DOMRADIO.DE: Viele Ukrainerinnen und Ukrainer sind zurück in ihre Heimat gereist, vor allem im Norden des Landes. Wieso müssen wir mit so vielen neuen Flüchtlingen rechnen?
Irene Porsch (Flüchtlingsbeauftragte für den Diözesan-Caritasverband im Erzbistum Köln): Zum einen ist es einfach so, dass wir in der Ukraine jetzt wirklich viele Städte haben, in denen die Infrastruktur komplett kaputt ist. Das hat zum Winter natürlich ganz andere Auswirkungen auf das Leben dort – wenn eine Heizung nicht mehr funktioniert, wenn die Stromversorgung sehr eingeschränkt ist, die Wasserleitungen kaputt sind, sodass wir davon ausgehen, dass sich wieder mehr Menschen auf den Weg hierher machen.
Außerdem haben wir seit ein, zwei Wochen noch einmal einen massiven Angriffskrieg durch Putin, sodass die Gefährdungslage in Städten, wo es in den letzten Monaten eher ruhig war, wieder größer ist. Auch andere Geflüchtete – nicht nur aus der Ukraine – sind mehr unterwegs, weil sie Angst vor dem Winter haben.
DOMRADIO.DE: Sind Szenen wie 2015 denkbar – dass Menschen zu Tausenden an Grenzen oder an Bahnhöfen stranden?
Porsch: Ich gehe bislang nicht davon aus. Wir werden ähnliche Zahlen wie 2015 und auch wahrscheinlich noch höhere Zahlen bekommen. Zumindest sieht es gerade danach aus. Aber weiterhin – das hat sich auch schon im März gezeigt – sind die Kommunen besser aufgestellt als damals und haben in kürzester Zeit sogenannte Krisenstäbe eingerichtet, die auch arbeitsfähig sind.
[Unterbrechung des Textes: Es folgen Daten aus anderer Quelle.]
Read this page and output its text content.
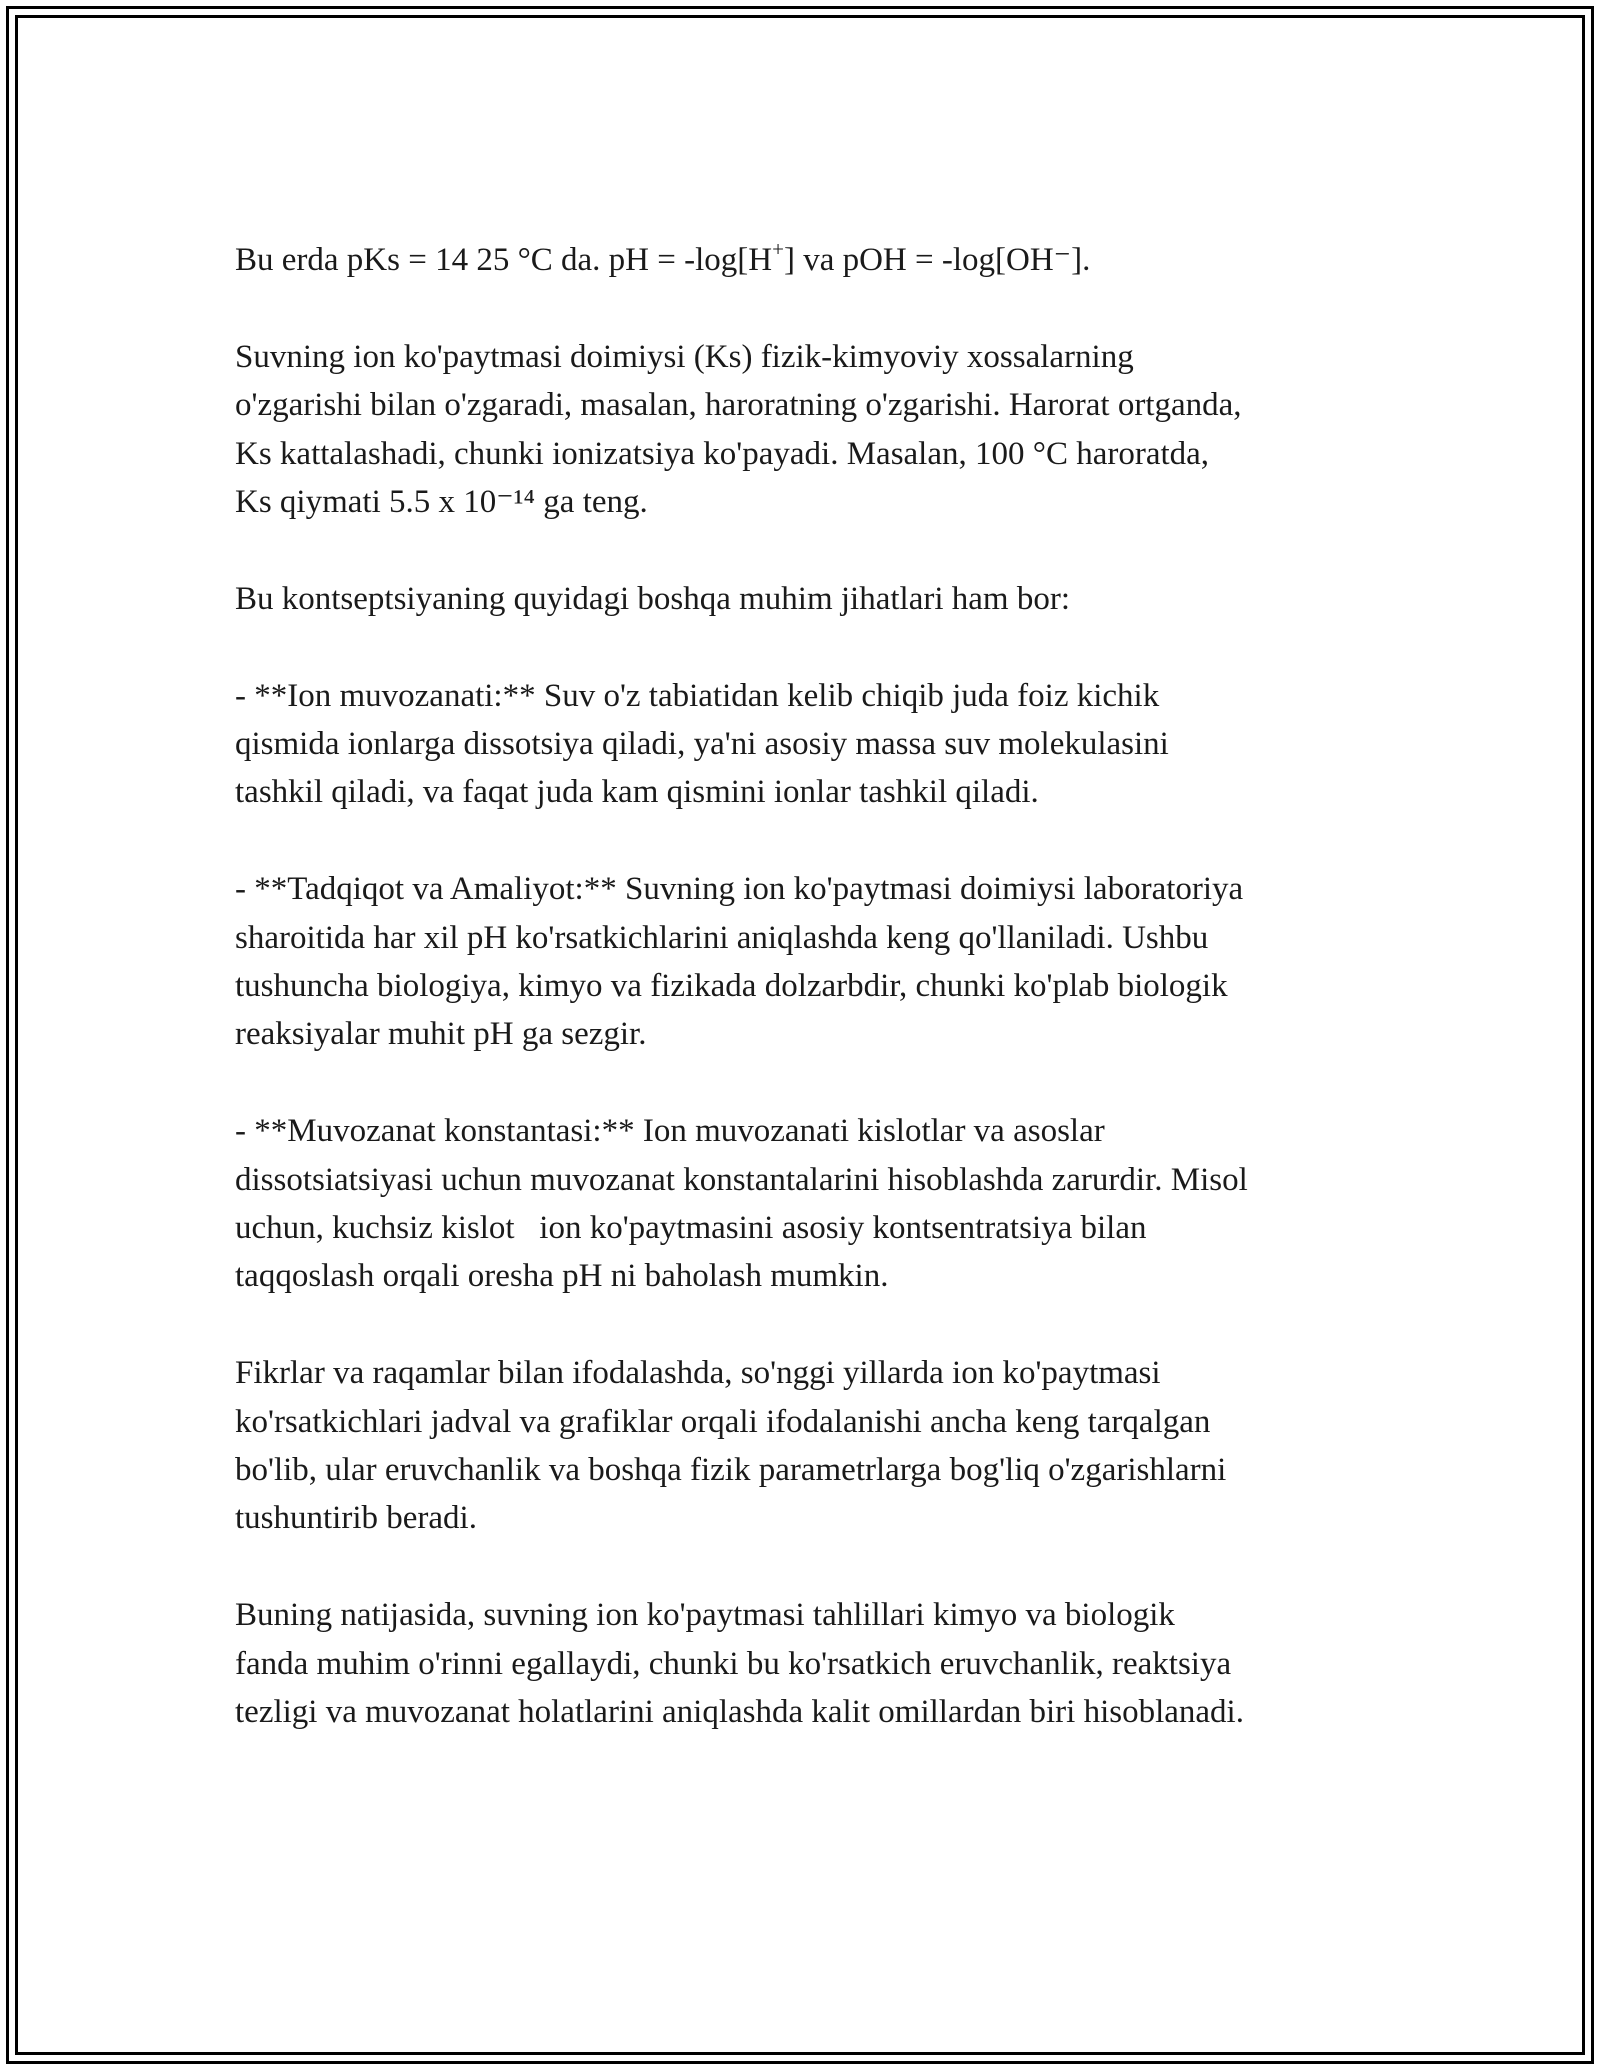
Bu erda pKs = 14 25 °C da. pH = -log[H+] va pOH = -log[OH⁻].

Suvning ion ko'paytmasi doimiysi (Ks) fizik-kimyoviy xossalarning
o'zgarishi bilan o'zgaradi, masalan, haroratning o'zgarishi. Harorat ortganda,
Ks kattalashadi, chunki ionizatsiya ko'payadi. Masalan, 100 °C haroratda,
Ks qiymati 5.5 x 10⁻¹⁴ ga teng.

Bu kontseptsiyaning quyidagi boshqa muhim jihatlari ham bor:

- **Ion muvozanati:** Suv o'z tabiatidan kelib chiqib juda foiz kichik
qismida ionlarga dissotsiya qiladi, ya'ni asosiy massa suv molekulasini
tashkil qiladi, va faqat juda kam qismini ionlar tashkil qiladi.

- **Tadqiqot va Amaliyot:** Suvning ion ko'paytmasi doimiysi laboratoriya
sharoitida har xil pH ko'rsatkichlarini aniqlashda keng qo'llaniladi. Ushbu
tushuncha biologiya, kimyo va fizikada dolzarbdir, chunki ko'plab biologik
reaksiyalar muhit pH ga sezgir.

- **Muvozanat konstantasi:** Ion muvozanati kislotlar va asoslar
dissotsiatsiyasi uchun muvozanat konstantalarini hisoblashda zarurdir. Misol
uchun, kuchsiz kislot   ion ko'paytmasini asosiy kontsentratsiya bilan
taqqoslash orqali oresha pH ni baholash mumkin.

Fikrlar va raqamlar bilan ifodalashda, so'nggi yillarda ion ko'paytmasi
ko'rsatkichlari jadval va grafiklar orqali ifodalanishi ancha keng tarqalgan
bo'lib, ular eruvchanlik va boshqa fizik parametrlarga bog'liq o'zgarishlarni
tushuntirib beradi.

Buning natijasida, suvning ion ko'paytmasi tahlillari kimyo va biologik
fanda muhim o'rinni egallaydi, chunki bu ko'rsatkich eruvchanlik, reaktsiya
tezligi va muvozanat holatlarini aniqlashda kalit omillardan biri hisoblanadi.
Außerdem vernetzen sie sich gut mit der Zivilgesellschaft und auch mit den Wohlfahrtsverbänden. So ist die Caritas hier im Erzbistum Köln eigentlich in fast allen Krisenstäben der Kommunen vertreten. Damit kann auch eine gute Zusammenarbeit angestoßen werden. Unsere Fachdienste "Migration und Integration" haben da den Zugang zu den Kommunen.
Trotzdem gucken wir mit Sorge auf die Balkanroute, denn es machen sich auch mehr Menschen über die Balkanroute auf den Weg. Das betrifft zum einen Menschen aus Syrien, die in der Türkei gelebt haben. Die sind im Fokus populistischer Politik in der Türkei und haben Angst vor einer Massenrückführung.
Das betrifft aber auch Menschen, die in Lagern in Griechenland sind und auch in anderen Lagern in Europa, weil die Versorgungslage dort einfach schlecht ist. Auch hier ist wieder der russische Angriffskrieg daran schuld, dass die Versorgungslage insgesamt in den Ländern des globalen Südens als auch in den Lagern wirklich immer schlechter wird.
Dann haben wir noch Afghanistan – eine schwierige politische Situation, ganz große Angst vor einem Hungerwinter, weil dort die Taliban finanziell eigentlich vor dem Ruin stehen. Das merkt die Zivilbevölkerung. Wer da rauskommt, macht sich auch auf den Weg. Das alles zusammen führt zu erheblich höheren Flüchtlingszahlen. Dann haben wir natürlich schon Angst, dass auf der Balkanroute auch wieder Flüchtlinge politisch missbraucht werden – wie wir das in Belarus letztes Jahr hatten – und an den Grenzen festgehalten werden. Solche Szenarien befürchten wir.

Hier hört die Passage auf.